Gewiss, der vertragliche Rahmen der Währungsunion ist verbessert worden. Die Banken sollen zukünftig einheitlich europaweit kontrolliert werden. Fiskalunion nebst Schuldenbremse können einen zusätzlichen Druck ausüben, staatliche Einnahmen und Ausgaben im Lot zu halten.
Aber ob die Paragrafen im Getöse des politischen Alltags respektiert werden, ist nach der Serie bisheriger Vertragsbrüche keineswegs gesichert.
Glaubwürdig wären all die Schwüre nur, wenn die Bestrafung für Fehlverhalten automatisch folgen würde und nicht von Beschlüssen Brüsseler Räte abhängig wäre. Doch solche Automatismen konnten die Deutschen nicht durchsetzen.
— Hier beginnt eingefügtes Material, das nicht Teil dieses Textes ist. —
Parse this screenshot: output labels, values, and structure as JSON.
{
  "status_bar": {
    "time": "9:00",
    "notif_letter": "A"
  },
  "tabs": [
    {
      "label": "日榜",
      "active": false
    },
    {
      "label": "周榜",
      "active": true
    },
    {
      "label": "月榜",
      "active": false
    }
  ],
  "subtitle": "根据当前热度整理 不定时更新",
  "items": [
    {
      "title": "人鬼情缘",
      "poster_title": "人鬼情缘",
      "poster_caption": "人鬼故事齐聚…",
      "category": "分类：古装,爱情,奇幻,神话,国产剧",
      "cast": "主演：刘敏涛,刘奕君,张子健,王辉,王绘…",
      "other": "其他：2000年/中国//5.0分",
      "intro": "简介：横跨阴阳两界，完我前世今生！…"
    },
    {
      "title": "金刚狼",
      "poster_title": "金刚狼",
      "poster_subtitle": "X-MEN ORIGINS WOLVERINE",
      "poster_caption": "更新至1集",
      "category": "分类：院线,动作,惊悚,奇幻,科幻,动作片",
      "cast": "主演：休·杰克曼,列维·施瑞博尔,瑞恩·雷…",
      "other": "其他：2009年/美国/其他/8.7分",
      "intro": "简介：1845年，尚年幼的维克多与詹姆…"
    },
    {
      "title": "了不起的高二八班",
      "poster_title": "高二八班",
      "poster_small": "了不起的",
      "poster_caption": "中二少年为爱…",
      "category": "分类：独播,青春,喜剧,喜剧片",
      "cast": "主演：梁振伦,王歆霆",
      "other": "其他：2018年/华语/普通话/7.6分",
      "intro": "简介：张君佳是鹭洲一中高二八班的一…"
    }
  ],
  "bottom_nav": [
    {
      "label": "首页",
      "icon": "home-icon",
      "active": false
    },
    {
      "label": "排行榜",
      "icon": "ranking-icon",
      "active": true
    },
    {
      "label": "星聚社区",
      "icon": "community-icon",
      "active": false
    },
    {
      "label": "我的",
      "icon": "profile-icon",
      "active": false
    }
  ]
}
Die Währungsunion wird Bestand haben. Es gibt kein Zurück mehr zu nationalen Währungen. Ein Ende des Euro wäre verhängnisvoll, politisch wie ökonomisch, nicht zuletzt für Deutschland mit seinen riesigen Haftungsverpflichtungen, die inzwischen eingegangen wurden und nicht rückgängig zu machen sind.

Die einzige für Deutschland stimmige Strategie in diesem Euro-Europa aber muss darin bestehen, die Politik der ständigen Hilfsaktionen, via Rettungsfonds oder über die Notenbank, also die Sozialisierung von Schulden zu beenden und zurückzukehren zu einem ehernen Grundsatz vernünftigen Wirtschaftens: der Einheit von Risiko und Haftung, wie sie in Maastricht festgeschrieben wurde.